[systemd-devel] systemd-network-wait-online symlinks to systemd-networkd

Mike Gilbert floppym at gentoo.org
Wed Jun 11 13:56:03 PDT 2014


On Wed, Jun 11, 2014 at 12:15 PM, Kirill Elagin <kirelagin at gmail.com> wrote:
> On Wed, Jun 11, 2014 at 3:24 AM, Mike Gilbert <floppym at gentoo.org> wrote:
>>
>> On Tue, Jun 10, 2014 at 5:50 PM, Lennart Poettering
>> <lennart at poettering.net> wrote:
>> > On Tue, 10.06.14 13:58, Mike Gilbert (floppym at gentoo.org) wrote:
>> >
>> >> > Symlinks should probably just be considered different type of file,
>> >> > that
>> >> > have a contents and stuff. The contents is usually a file name, and
>> >> > there's a size limit, but other than that it's just a magic kind of
>> >> > file, where the symlink destination is the conents. That's how git
>> >> > handles this, for example.
>> >> >
>> >> > I have the suspicion that this is really something to fix in your
>> >> > package manager. It should learn to handle symlink upgrades the same
>> >> > way
>> >> > as configuration file upgrades....
>> >>
>> >> The problem with installing these symlinks as part of a package is
>> >> that the user may have removed them from /etc/systemd using systemctl
>> >> disable.
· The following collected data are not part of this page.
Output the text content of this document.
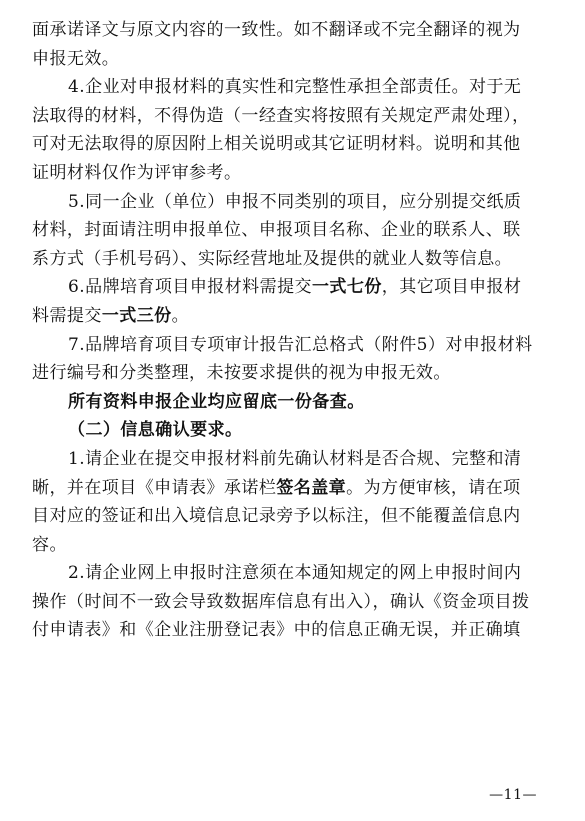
面承诺译文与原文内容的一致性。如不翻译或不完全翻译的视为
申报无效。
4.企业对申报材料的真实性和完整性承担全部责任。对于无
法取得的材料，不得伪造（一经查实将按照有关规定严肃处理），
可对无法取得的原因附上相关说明或其它证明材料。说明和其他
证明材料仅作为评审参考。
5.同一企业（单位）申报不同类别的项目，应分别提交纸质
材料，封面请注明申报单位、申报项目名称、企业的联系人、联
系方式（手机号码）、实际经营地址及提供的就业人数等信息。
6.品牌培育项目申报材料需提交一式七份，其它项目申报材
料需提交一式三份。
7.品牌培育项目专项审计报告汇总格式（附件5）对申报材料
进行编号和分类整理，未按要求提供的视为申报无效。
所有资料申报企业均应留底一份备查。
（二）信息确认要求。
1.请企业在提交申报材料前先确认材料是否合规、完整和清
晰，并在项目《申请表》承诺栏签名盖章。为方便审核，请在项
目对应的签证和出入境信息记录旁予以标注，但不能覆盖信息内
容。
2.请企业网上申报时注意须在本通知规定的网上申报时间内
操作（时间不一致会导致数据库信息有出入），确认《资金项目拨
付申请表》和《企业注册登记表》中的信息正确无误，并正确填
—11—
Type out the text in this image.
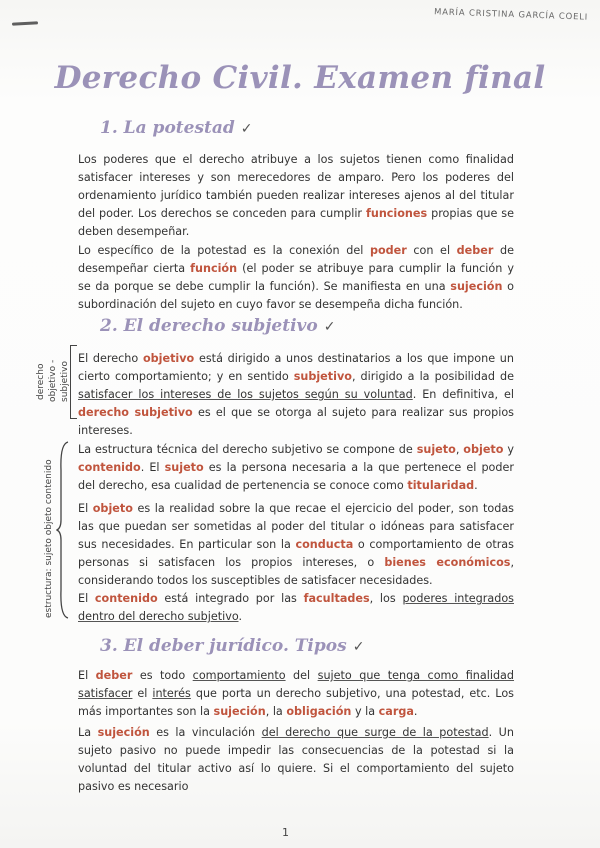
MARÍA CRISTINA GARCÍA COELI
Derecho Civil. Examen final
1. La potestad ✓

Los poderes que el derecho atribuye a los sujetos tienen como finalidad satisfacer intereses y son merecedores de amparo. Pero los poderes del ordenamiento jurídico también pueden realizar intereses ajenos al del titular del poder. Los derechos se conceden para cumplir funciones propias que se deben desempeñar.

Lo específico de la potestad es la conexión del poder con el deber de desempeñar cierta función (el poder se atribuye para cumplir la función y se da porque se debe cumplir la función). Se manifiesta en una sujeción o subordinación del sujeto en cuyo favor se desempeña dicha función.

2. El derecho subjetivo ✓
derecho objetivo - subjetivo

El derecho objetivo está dirigido a unos destinatarios a los que impone un cierto comportamiento; y en sentido subjetivo, dirigido a la posibilidad de satisfacer los intereses de los sujetos según su voluntad. En definitiva, el derecho subjetivo es el que se otorga al sujeto para realizar sus propios intereses.

estructura: sujeto objeto contenido

La estructura técnica del derecho subjetivo se compone de sujeto, objeto y contenido. El sujeto es la persona necesaria a la que pertenece el poder del derecho, esa cualidad de pertenencia se conoce como titularidad.

El objeto es la realidad sobre la que recae el ejercicio del poder, son todas las que puedan ser sometidas al poder del titular o idóneas para satisfacer sus necesidades. En particular son la conducta o comportamiento de otras personas si satisfacen los propios intereses, o bienes económicos, considerando todos los susceptibles de satisfacer necesidades.

El contenido está integrado por las facultades, los poderes integrados dentro del derecho subjetivo.

3. El deber jurídico. Tipos ✓

El deber es todo comportamiento del sujeto que tenga como finalidad satisfacer el interés que porta un derecho subjetivo, una potestad, etc. Los más importantes son la sujeción, la obligación y la carga.

La sujeción es la vinculación del derecho que surge de la potestad. Un sujeto pasivo no puede impedir las consecuencias de la potestad si la voluntad del titular activo así lo quiere. Si el comportamiento del sujeto pasivo es necesario

1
The next time they install systemd, the package puts the
>> >> symlinks right back.
>> >
>> > Again, that's exactly what happens for configuration files too if you
>> > use automake: on "make install" they are replaced by the original,
>> > upstream versions. Why is recreating the symlinks bad, if overriding the
>> > config files isn't?
>> >
>>
>> People don't generally remove config files; they just make changes.
>>
>> On the other hand, removing the symlinks would be a very typical
>> action due to the way systemctl disable works. There is some ambiguity
>> as to what a missing symlink means: did the sysadmin remove it, or did
>> it never exist in the first place?
>
>
> But there is `equery f`, so it shouldn't be too hard to figure this out,
> right?
>

It is one thing to query the package database with a tool designed for
users. It is quite another to modify our package manager to use the
information in an intelligent way. Patches are welcome, as always.